Two threads at ExGayWatch involve the framework. One is an open forum triggered by my appearance on CNN with Dr. Benjamin McCommon and the other references Peterson Toscano’s statements about what change is and isn’t. It appears that many observers want to link the framework with reparative therapy which is a clear misunderstanding. I invite you to go on over and read the comments there. However, I will say here that if therapists tell clients why they have same-sex attraction as a precursor to therapy or engages in confirmatory questioning (e.g., “many men who are attracted to the same sex say they were distant from their fathers, what was your relationship with your father like?”), then they are not operating consistently with the framework. Furthermore, we do not focus on change of orientation, but rather living a valued and congruent life. Success is not measured by moment by moment assessments of attractions but rather by satisfaction with the help received. People may indeed change if there are clear links from past experience to present unwanted behavior (ask Joe Kort about this) but that is not initial focus of the framework.
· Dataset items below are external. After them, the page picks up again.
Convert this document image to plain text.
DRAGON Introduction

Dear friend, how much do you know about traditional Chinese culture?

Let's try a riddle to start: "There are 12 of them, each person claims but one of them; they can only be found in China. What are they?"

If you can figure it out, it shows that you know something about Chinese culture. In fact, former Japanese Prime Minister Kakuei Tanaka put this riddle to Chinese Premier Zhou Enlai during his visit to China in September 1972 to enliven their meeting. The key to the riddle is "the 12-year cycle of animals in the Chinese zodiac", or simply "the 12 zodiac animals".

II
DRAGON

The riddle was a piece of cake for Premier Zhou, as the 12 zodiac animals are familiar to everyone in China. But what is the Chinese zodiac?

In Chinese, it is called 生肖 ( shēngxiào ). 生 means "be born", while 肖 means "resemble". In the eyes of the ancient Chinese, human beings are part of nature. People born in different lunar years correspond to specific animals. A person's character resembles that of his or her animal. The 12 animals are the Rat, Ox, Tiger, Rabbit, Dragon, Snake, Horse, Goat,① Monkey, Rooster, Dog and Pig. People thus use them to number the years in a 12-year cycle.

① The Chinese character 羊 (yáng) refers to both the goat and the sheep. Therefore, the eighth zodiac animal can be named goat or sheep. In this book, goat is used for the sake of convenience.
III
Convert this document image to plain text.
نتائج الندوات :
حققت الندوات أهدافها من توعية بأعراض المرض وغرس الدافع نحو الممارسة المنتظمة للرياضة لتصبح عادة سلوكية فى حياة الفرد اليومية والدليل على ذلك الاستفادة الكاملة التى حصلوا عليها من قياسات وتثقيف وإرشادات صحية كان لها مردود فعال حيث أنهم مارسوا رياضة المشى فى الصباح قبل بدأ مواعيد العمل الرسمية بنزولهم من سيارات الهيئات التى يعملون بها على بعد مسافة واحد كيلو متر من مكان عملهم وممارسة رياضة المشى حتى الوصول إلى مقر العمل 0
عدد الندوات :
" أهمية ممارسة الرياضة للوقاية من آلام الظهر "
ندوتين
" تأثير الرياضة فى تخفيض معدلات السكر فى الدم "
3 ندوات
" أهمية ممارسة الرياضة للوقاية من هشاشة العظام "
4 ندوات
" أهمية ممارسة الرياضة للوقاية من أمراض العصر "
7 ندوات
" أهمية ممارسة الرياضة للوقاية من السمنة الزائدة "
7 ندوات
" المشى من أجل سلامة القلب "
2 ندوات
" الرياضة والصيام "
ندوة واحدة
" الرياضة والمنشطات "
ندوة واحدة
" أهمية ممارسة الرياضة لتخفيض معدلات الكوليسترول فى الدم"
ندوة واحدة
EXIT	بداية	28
Speaking of Joe Kort, he had a go at the framework as well. Beginning on a positive track, the train derailed quickly when he said:

The problem is that when you read on both Throckmorton and Yarhouse talk about homosexuality as being able to be changed. Like reparative therapy they promise to make straight soldiers out of homosexual men.

and then near the end of the post:

I do wish Throckmorton and Yarhouse would stop promising to change peoples sexual and romantic orientation.

Puzzled, I am. In fact, here is what we say in the framework:

Prior to outlining the recommendations, let us define what they are not. They are not sexual reorientation therapy protocols in disguise. Although some investigators (e.g., Spitzer, 2003) have attempted to examine sexual orientation change, numerous criticisms have been leveled at client self-report as a means of assessing such change. Currently, no other means of sexual orientation assessment has found wide acceptance. A consensus about accurate assessment and measurement of sexual orientation would be required in order to empirically test therapies purporting to produce sexual orientation change. At present, such consensus does not exist (Kinnish, Strassberg & Turner, 2005).

Current assessment methods do allow us to ask clients about their perceptions of sexual identity during psychotherapy. Furthermore, we have tools that assess overall client well-being, mental health and satisfaction with how therapy is conducted. To varying degrees, some clients may come to believe change has occurred in their sexuality while some will believe little or no change has occurred. These perceived changes can be examined but we do not view such change as a determinant for the success or failure of sexual identity therapy. Instead, client satisfaction and overall mental health improvement are more efficiently assessed. In any case, we believe guidelines are needed for therapy with clients who experience sexual identity conflict no matter what their beliefs are about sexual orientation and whether it can be altered.

Joe, you had your wish before you made it.